Here in Sacramento we are blessed to have several great non-profits that help thousands of Sacramento low income residents to have additional food resources. We are working with both Sacramento Food Bank and Family Services and River City Food Bank to bring our residents food.  Recently our Sacramento Director of Social Services, Monique Osborn, facilitated a partnership with the River City Food Bank’s Food Commodity Program. LifeSTEPS has collaborated with River City Food Bank to open food distribution programs at four SHRA properties and out of 178 eligible 60+ seniors, 125 seniors are now receiving boxes of food and bags of perishables!

There were a few obstacles that LifeSTEPS staff had to work through in starting up the Food Commodities Program, such as how to help those seniors who could not carry a food box from the community room to their apartment. We now have resident volunteers to assist. Another difficulty was the sign up process. Some seniors were not able to come to the center to sign up, so LifeSTEPS staff, alongside two representatives from RCFB, went door to door to sign them up. If seniors were not going to be home or were homebound, they met with their caretakers. One by one they took every opportunity to spread the word and allow all in need to participate.

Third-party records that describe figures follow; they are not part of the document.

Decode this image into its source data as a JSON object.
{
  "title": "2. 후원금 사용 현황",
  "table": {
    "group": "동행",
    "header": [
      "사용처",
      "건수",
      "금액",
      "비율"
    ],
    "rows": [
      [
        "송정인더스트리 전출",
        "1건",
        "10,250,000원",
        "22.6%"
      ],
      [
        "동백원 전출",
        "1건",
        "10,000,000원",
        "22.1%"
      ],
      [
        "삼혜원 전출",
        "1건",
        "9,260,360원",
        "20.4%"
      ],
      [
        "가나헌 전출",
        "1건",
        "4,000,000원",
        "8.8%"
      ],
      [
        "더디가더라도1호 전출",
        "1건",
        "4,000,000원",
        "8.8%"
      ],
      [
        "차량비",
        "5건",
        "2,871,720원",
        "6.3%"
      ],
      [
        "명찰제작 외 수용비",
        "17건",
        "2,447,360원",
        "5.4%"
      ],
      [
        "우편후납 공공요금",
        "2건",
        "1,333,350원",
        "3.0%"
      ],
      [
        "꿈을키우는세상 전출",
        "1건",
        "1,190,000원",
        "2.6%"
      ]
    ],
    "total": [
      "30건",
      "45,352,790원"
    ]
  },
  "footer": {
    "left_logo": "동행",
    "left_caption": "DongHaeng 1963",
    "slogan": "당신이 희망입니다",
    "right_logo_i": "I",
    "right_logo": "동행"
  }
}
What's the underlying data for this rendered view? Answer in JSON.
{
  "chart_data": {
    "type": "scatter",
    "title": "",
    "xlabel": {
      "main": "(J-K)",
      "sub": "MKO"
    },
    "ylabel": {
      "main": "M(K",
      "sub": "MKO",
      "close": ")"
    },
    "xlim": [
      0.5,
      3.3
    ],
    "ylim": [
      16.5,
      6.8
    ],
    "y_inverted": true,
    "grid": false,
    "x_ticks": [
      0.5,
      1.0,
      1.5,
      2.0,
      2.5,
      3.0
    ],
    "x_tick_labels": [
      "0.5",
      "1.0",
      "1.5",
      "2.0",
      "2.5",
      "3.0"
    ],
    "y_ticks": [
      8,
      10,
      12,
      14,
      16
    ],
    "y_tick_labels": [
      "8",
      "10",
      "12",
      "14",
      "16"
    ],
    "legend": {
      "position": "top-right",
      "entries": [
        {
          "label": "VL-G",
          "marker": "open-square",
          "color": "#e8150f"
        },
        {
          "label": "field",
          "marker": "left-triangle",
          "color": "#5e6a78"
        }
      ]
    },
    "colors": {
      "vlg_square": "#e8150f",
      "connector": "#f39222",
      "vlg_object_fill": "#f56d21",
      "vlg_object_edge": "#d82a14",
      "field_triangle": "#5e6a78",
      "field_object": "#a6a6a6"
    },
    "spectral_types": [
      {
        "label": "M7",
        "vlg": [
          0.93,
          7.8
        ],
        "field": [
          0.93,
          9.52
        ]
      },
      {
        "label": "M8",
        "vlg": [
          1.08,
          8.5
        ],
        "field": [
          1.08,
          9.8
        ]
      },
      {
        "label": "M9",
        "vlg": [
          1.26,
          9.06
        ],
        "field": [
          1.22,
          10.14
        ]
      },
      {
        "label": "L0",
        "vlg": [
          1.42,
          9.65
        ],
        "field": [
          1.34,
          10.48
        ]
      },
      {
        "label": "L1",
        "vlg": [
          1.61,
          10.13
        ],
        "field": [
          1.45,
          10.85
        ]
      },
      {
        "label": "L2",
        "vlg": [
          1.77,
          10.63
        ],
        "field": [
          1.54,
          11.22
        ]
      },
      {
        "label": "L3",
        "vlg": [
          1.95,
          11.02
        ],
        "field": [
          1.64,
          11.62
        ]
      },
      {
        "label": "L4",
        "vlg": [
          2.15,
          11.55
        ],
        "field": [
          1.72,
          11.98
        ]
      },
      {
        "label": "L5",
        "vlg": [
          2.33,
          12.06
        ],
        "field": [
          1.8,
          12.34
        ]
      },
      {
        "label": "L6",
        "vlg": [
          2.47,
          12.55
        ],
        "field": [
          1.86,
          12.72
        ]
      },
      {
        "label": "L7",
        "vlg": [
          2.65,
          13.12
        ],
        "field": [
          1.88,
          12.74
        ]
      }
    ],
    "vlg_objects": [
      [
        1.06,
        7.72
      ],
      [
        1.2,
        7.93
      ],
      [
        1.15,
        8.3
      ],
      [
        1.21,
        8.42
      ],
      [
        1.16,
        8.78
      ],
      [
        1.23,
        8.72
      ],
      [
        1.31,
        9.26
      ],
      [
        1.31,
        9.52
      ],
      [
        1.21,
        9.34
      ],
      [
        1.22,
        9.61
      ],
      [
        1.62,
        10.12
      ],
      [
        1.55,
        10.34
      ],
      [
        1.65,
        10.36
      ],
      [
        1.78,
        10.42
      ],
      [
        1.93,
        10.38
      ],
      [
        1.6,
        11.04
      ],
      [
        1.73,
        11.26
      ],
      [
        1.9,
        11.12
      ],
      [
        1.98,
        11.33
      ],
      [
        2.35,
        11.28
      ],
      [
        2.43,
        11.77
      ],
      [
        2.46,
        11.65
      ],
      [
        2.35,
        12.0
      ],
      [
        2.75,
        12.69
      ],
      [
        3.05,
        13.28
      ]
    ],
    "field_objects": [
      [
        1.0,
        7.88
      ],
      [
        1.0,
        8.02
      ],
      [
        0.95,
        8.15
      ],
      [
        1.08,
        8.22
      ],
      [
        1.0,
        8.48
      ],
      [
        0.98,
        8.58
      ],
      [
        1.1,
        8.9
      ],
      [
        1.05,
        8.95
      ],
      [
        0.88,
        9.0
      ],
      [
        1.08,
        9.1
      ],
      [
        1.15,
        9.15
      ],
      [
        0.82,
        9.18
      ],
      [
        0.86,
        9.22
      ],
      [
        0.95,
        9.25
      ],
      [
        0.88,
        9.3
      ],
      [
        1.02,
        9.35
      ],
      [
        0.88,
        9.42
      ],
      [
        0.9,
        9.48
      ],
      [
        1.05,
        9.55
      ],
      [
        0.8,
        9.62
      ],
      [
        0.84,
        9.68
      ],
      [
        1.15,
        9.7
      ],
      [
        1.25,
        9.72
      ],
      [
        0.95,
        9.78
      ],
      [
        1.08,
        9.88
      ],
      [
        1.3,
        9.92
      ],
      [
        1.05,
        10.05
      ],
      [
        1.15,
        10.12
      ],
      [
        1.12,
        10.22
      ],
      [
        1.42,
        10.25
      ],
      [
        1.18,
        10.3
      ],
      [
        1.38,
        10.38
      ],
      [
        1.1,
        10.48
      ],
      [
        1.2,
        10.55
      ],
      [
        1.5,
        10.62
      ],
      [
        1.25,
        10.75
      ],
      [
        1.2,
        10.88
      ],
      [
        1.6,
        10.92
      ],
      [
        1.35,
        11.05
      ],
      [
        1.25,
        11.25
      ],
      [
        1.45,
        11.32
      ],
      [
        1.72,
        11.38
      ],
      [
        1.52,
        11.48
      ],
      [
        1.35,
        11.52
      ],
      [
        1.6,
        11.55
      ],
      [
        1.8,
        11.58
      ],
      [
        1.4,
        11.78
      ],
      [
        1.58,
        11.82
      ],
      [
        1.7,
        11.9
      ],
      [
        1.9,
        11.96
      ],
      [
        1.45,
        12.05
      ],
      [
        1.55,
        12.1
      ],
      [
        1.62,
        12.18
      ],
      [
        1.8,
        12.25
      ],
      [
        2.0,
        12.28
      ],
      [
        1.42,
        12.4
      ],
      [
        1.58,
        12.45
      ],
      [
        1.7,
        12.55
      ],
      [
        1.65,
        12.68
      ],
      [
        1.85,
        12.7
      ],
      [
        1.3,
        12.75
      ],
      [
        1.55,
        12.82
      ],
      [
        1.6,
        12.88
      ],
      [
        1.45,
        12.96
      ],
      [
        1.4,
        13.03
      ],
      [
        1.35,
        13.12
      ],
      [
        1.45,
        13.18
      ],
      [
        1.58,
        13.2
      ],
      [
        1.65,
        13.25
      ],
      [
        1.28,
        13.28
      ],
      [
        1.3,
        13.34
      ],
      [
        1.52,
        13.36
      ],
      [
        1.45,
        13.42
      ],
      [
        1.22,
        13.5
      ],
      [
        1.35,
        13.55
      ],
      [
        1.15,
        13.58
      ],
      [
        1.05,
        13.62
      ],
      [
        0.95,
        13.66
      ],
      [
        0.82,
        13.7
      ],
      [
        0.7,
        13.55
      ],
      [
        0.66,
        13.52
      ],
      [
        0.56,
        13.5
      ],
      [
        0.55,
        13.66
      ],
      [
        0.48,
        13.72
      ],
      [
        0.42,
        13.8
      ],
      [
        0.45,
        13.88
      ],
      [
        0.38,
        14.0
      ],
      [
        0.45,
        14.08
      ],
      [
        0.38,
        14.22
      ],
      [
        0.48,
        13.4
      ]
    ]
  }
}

The rewards have been heartwarming and tangible. Neighbors are helping each other with getting their food boxes — building trusting relationships in the process and seniors like Lorraine are very grateful for the help. “I’m so happy you found a way to get us food. We have been in need for so long.” –Lorraine (Pine Knoll)

Take Action to Support Older Adults

The future of health care is unclear and news is flying fast and furious… but we do know that older adults are particularly vulnerable. These services, like in-home supportive services (IHSS), provide critical care that helps people like the thousands of older adults we serve across California thrive in place.
We have tracked this – when our residents have access to IHSS, about 2% of them each year leave their homes to skilled nursing facilities. When they don’t have this access? 18% leave their homes prematurely and move into nursing homes. Older adults state clearly that they want to stay in their homes. It is humane and dignified.
Not to mention – Did you know that in-home supportive services (IHSS) cost taxpayers about $10,000 a year, while a skilled nursing facility costs $60,000, according to a 2009 report from the CA Senate?
Please, call your Senators – and keep calling – and urge them to draft legislation that protects older adults.